Oracle develops appetite for bigger B2B ecommerce market share

Oracle Corp. is planning to acquire a bigger piece of the sales pie in the B2B ecommerce technology and services market.

Oracle already has a significant operations base in B2B ecommerce and supply chain and enterprise resource management (ERP) systems. In 2016, Oracle spent $9.3 billion to acquire NetSuite. NetSuite is a developer and service provider. It provides companies with cloud-based applications to run its business financials, ERP, customer relationship management, human resources, professional services, ecommerce systems and more.

Oracle’s forthcoming B2B ecommerce strategy is to leverage its health care presence and NetSuite’s customer base. In health care, Oracle expects to close by later this summer its $28.3 billion acquisition of Cerner Corp. Cerner is one of the largest electronic medical records system vendors.

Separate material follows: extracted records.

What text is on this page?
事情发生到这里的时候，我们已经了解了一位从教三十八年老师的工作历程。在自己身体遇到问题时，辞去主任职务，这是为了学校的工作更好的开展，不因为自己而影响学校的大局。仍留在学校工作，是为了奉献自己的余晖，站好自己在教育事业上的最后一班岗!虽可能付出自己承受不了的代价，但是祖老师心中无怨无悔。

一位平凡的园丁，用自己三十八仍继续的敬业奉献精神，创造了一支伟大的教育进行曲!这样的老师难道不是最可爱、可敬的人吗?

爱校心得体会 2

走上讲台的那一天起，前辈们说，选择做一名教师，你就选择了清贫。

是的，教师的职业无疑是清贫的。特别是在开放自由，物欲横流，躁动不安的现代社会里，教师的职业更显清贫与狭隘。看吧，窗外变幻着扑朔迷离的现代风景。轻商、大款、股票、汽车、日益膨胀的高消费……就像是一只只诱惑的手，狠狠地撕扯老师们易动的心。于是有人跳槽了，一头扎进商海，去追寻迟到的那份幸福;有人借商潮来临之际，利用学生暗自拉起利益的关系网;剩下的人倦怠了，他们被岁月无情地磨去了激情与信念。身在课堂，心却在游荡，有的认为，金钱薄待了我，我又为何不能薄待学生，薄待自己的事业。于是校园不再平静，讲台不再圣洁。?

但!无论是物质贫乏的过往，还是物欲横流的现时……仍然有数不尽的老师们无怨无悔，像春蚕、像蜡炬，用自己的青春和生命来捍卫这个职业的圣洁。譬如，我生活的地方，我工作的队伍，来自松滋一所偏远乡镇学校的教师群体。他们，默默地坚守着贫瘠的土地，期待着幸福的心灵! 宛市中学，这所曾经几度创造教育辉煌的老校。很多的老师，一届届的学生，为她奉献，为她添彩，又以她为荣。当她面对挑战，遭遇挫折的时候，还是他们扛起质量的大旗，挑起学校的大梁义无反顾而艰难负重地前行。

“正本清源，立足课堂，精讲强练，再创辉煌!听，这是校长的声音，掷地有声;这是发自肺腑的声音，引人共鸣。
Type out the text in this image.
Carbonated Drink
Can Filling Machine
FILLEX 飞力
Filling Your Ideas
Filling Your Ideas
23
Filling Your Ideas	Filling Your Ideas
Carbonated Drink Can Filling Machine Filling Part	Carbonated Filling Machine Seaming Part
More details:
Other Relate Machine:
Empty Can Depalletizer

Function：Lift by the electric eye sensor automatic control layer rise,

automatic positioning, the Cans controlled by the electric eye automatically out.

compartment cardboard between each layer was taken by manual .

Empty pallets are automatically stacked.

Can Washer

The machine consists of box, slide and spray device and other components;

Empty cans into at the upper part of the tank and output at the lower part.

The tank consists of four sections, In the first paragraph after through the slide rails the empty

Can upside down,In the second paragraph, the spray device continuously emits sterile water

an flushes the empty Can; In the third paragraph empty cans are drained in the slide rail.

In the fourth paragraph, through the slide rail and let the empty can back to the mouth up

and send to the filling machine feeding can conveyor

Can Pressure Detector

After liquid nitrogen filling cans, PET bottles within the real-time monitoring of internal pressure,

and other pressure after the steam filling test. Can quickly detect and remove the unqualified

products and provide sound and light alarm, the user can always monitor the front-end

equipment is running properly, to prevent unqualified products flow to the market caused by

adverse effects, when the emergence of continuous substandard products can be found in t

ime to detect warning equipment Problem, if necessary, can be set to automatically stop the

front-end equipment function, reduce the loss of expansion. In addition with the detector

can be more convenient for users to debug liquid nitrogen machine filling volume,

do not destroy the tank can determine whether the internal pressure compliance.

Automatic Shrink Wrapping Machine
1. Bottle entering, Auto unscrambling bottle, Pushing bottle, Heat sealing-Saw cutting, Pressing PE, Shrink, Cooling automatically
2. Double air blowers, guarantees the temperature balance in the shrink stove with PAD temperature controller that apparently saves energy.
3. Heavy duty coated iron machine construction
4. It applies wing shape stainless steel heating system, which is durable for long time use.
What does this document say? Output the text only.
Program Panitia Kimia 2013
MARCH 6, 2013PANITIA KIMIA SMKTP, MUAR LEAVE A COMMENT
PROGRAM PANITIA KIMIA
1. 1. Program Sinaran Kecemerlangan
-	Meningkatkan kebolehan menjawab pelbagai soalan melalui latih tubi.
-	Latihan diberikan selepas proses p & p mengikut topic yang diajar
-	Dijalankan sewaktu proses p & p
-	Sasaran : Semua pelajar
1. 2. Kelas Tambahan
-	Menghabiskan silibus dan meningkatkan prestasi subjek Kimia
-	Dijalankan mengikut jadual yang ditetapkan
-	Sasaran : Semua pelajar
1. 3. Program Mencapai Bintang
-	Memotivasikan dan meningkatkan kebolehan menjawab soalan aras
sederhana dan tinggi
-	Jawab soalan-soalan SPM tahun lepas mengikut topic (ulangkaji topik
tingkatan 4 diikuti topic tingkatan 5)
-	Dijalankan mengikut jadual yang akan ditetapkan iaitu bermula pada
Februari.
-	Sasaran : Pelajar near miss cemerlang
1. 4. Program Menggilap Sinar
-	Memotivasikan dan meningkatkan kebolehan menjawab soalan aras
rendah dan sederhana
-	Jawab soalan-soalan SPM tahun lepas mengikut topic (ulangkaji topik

As Oracle’s CEO Larry Ellison told analysts, the company already has over 30,000 cloud ERP customers, including many of the world’s most important banks and leading logistics companies. He added that they’ve got a very strong position in health care with the providers and in Q4, they closed UnitedHealthcare, a win over SAP.

Those providers include Kaiser, Mayo Clinic, Cleveland Clinic, Mount Sinai, Northwell House, Tenant, Atrium Health, Markel, Humana, Cigna.

Oracle also sees room to grow B2B ecommerce in other vertical markets such as financial services and retail boasting to have a very strong position in financial services. That’s one of the key groups of partners that Oracle’s working to automate B2B commerce, along with the logistics companies.

In retail, Oracle already has Kohl’s, Office Depot, Macy’s, Kroger, Albertsons, Tesco, McDonald’s, Chipotle, Tiffany, Saks, Williams-Sonoma, Walmart, CVS. Ellison said Oracle added Lowe’s, Albertsons, Sherwood Williams and Abercrombie & Fitch in Q4.